The Bill in its current incarnation would—I paraphrase from the policy equality statement produced by the Home Office in June 2018—place limits on the use and availability of these ceremonial kirpans that can be found in virtually all Sikh households. The current language would expose Sikhs who have kept kirpans at home for years to prison sentences of up to a year for doing nothing other than following one of the key tenets of our faith and the Sikh way of life. There are strict rules about the carrying and use of the kirpan. It is strictly ceremonial and must never be used in an aggressive, confrontational or offensive manner. These rules are respected and understood by the Sikh community.
Our amendment sought to amend the Bill to allow the use of ceremonial kirpans as they have been used, with no threat to public safety or public order, up until now. The Government’s amendment does nothing other than to maintain the status quo. I am pleased to support it, alongside the understanding that there will be an accompanying set of documentation that explicitly mentions the kirpan and therefore reflects the importance of not criminalising the Sikh community for the sale or possession of large kirpans.
I want to focus on new clause 6 as well. Although we all know how falling police numbers are impacting on crime in our communities, we also need to look at other things, including cuts to children’s services. I have heard directly from parents who are most affected by social workers no longer having the time to build proper relationships with families, or not having had the right training so they do not recognise when a child is being groomed by criminals in a gang and instead blame the family and criminalise the child.

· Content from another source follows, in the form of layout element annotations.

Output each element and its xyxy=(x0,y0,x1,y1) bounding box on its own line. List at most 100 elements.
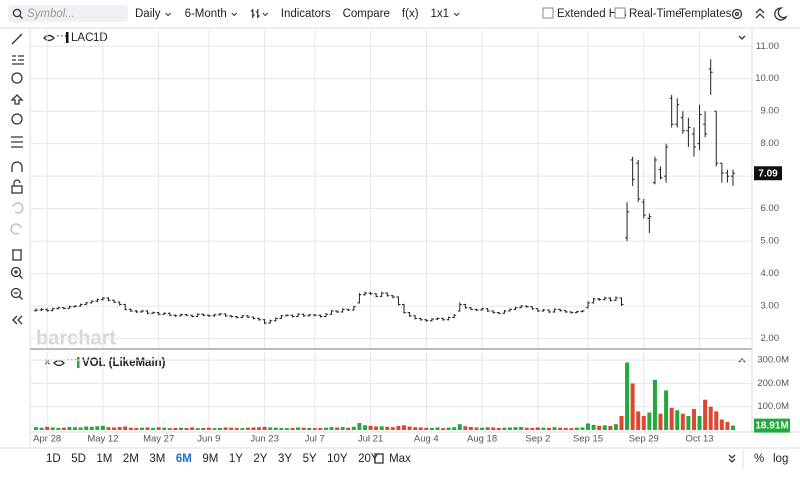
ohlc-bar xyxy=(117,301,122,306)
tool-magnet[interactable] xyxy=(11,161,23,172)
visibility-icon[interactable] xyxy=(53,359,65,367)
theme-icon[interactable] xyxy=(774,7,788,21)
volume-bar xyxy=(513,427,518,430)
volume-bar xyxy=(340,426,345,430)
ohlc-bar xyxy=(362,291,367,296)
range-button[interactable]: 10Y xyxy=(327,453,348,465)
range-button[interactable]: 2Y xyxy=(253,453,267,465)
ohlc-bar xyxy=(524,305,529,308)
y-tick-label: 3.00 xyxy=(761,301,780,312)
percent-scale[interactable]: % xyxy=(754,453,764,465)
ohlc-bar xyxy=(541,309,546,312)
fx-button[interactable]: f(x) xyxy=(402,8,419,20)
ohlc-bar xyxy=(329,309,334,315)
volume-bar xyxy=(50,427,55,430)
collapse-icon[interactable] xyxy=(755,8,765,19)
range-button[interactable]: 1M xyxy=(96,453,112,465)
menu-dots[interactable]: ··· xyxy=(56,30,68,42)
symbol-placeholder[interactable]: Symbol... xyxy=(27,8,75,20)
checkbox[interactable] xyxy=(614,7,626,19)
ohlc-bar xyxy=(56,306,61,310)
range-button[interactable]: Max xyxy=(389,453,411,465)
range-button[interactable]: 3Y xyxy=(278,453,292,465)
ohlc-bar xyxy=(374,293,379,298)
tool-zoom-out[interactable] xyxy=(10,287,22,299)
pane-menu[interactable] xyxy=(738,35,746,40)
range-button[interactable]: 1D xyxy=(46,453,61,465)
layout-button[interactable]: 1x1 xyxy=(431,8,450,20)
volume-bar xyxy=(151,427,156,430)
symbol-search[interactable] xyxy=(8,5,128,22)
ohlc-bar xyxy=(312,314,317,317)
checkbox[interactable] xyxy=(542,7,554,19)
ohlc-bar xyxy=(73,305,78,308)
ohlc-bar xyxy=(597,297,602,301)
y-tick-label: 200.0M xyxy=(757,378,789,389)
volume-bar xyxy=(463,426,468,430)
tool-lock[interactable] xyxy=(11,185,23,194)
y-tick-label: 5.00 xyxy=(761,236,780,247)
tool-note[interactable] xyxy=(11,113,23,125)
ohlc-bar xyxy=(61,307,66,310)
ohlc-bar xyxy=(402,303,407,314)
x-tick-label: Oct 13 xyxy=(686,434,714,445)
range-button[interactable]: 6-Month xyxy=(185,8,227,20)
volume-bar xyxy=(641,416,646,430)
ohlc-bar xyxy=(731,169,735,186)
ohlc-bar xyxy=(652,156,657,185)
range-button[interactable]: 20Y xyxy=(358,453,379,465)
volume-bar xyxy=(496,427,501,430)
tool-fib[interactable] xyxy=(12,55,24,65)
volume-bar xyxy=(535,427,540,430)
ohlc-bar xyxy=(106,297,111,302)
range-button[interactable]: 3M xyxy=(149,453,165,465)
indicators-button[interactable]: Indicators xyxy=(281,8,331,20)
range-button[interactable]: 1Y xyxy=(229,453,243,465)
volume-bar xyxy=(474,427,479,430)
tool-zoom-in[interactable] xyxy=(10,266,22,278)
ohlc-bar xyxy=(719,162,724,183)
calendar-icon[interactable] xyxy=(374,453,384,464)
tool-collapse[interactable] xyxy=(12,315,23,325)
tool-shape[interactable] xyxy=(11,72,23,84)
expand-icon[interactable] xyxy=(728,454,736,463)
volume-bar xyxy=(34,427,38,430)
extended-hours[interactable]: Extended Hrs xyxy=(557,8,627,20)
bar-type-icon[interactable] xyxy=(250,9,260,18)
volume-bar xyxy=(519,426,524,430)
visibility-icon[interactable] xyxy=(43,34,55,42)
tool-line[interactable] xyxy=(11,33,23,45)
interval-button[interactable]: Daily xyxy=(135,8,161,20)
tool-undo[interactable] xyxy=(12,202,24,214)
range-button[interactable]: 5Y xyxy=(303,453,317,465)
volume-bar xyxy=(591,424,596,430)
volume-bar xyxy=(664,390,669,430)
ohlc-bar xyxy=(379,291,384,298)
pane-menu[interactable] xyxy=(738,358,746,363)
volume-bar xyxy=(206,427,211,430)
settings-icon[interactable] xyxy=(731,8,743,20)
ohlc-bar xyxy=(485,308,490,312)
range-button[interactable]: 2M xyxy=(123,453,139,465)
volume-bar xyxy=(691,409,696,430)
log-scale[interactable]: log xyxy=(773,453,788,465)
tool-arrow[interactable] xyxy=(10,94,24,105)
range-button[interactable]: 9M xyxy=(202,453,218,465)
range-button[interactable]: 5D xyxy=(71,453,86,465)
volume-bar xyxy=(45,426,50,430)
ohlc-bar xyxy=(95,298,100,303)
ohlc-bar xyxy=(156,311,161,316)
ohlc-bar xyxy=(351,305,356,311)
volume-bar xyxy=(697,416,702,430)
ohlc-bar xyxy=(725,169,730,183)
tool-delete[interactable] xyxy=(12,249,22,261)
tool-redo[interactable] xyxy=(10,223,22,235)
real-time[interactable]: Real-Time xyxy=(629,8,682,20)
compare-button[interactable]: Compare xyxy=(343,8,390,20)
tool-measure[interactable] xyxy=(11,136,23,148)
ohlc-bar xyxy=(457,302,462,312)
volume-bar xyxy=(84,426,89,430)
volume-bar xyxy=(608,426,613,430)
templates[interactable]: Templates xyxy=(679,8,732,20)
range-button[interactable]: 6M xyxy=(176,453,192,465)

I am happy to see that this issue is being dealt with through training, as recognised in the new protocol against criminalising children this month. However, I am concerned, yet again, about whether any additional resources will be available to fund the big programme of training we desperately need and to monitor its implementation. The fact is that when public services are underfunded, that makes it easier for the county lines gangs to exploit local children, and that exploitation breeds violence. I seek further measures that would ensure that the police and courts focus on the true perpetrators of county lines violence—those who control the gangs and reap the profits. The Minister talked about the reported arrest of 500 groomed children or young adults, but, with all due respect, that will not change the nature of the county lines infiltration into our communities. Only by arresting the groomers—those who are reaping the massive financial rewards at the top of the tree—will the game be changed.
We need to support youth workers who prevent grooming and violence by working with children of all ages, all year round. We need training for every professional who works with young people, from the police to social workers to teachers, so that they understand the threat of gang grooming and the tactics that groomers use. We need a third-party reporting system that young people will actually use; they will not do so at the moment because they believe that the police can get information without anyone being put in danger. We have to make public authorities responsible for protecting people who are at risk because they have done the bravest of things and given information to the authorities. We need to support them and their families with a path to a secure future. We need to take stronger action against incitement online. We need to support communities after the trauma of a young death.
This Bill is a start, but it ain’t the panacea that my community so desperately needs. We need further legislation from this Government to tackle the real issues that are afflicting our communities.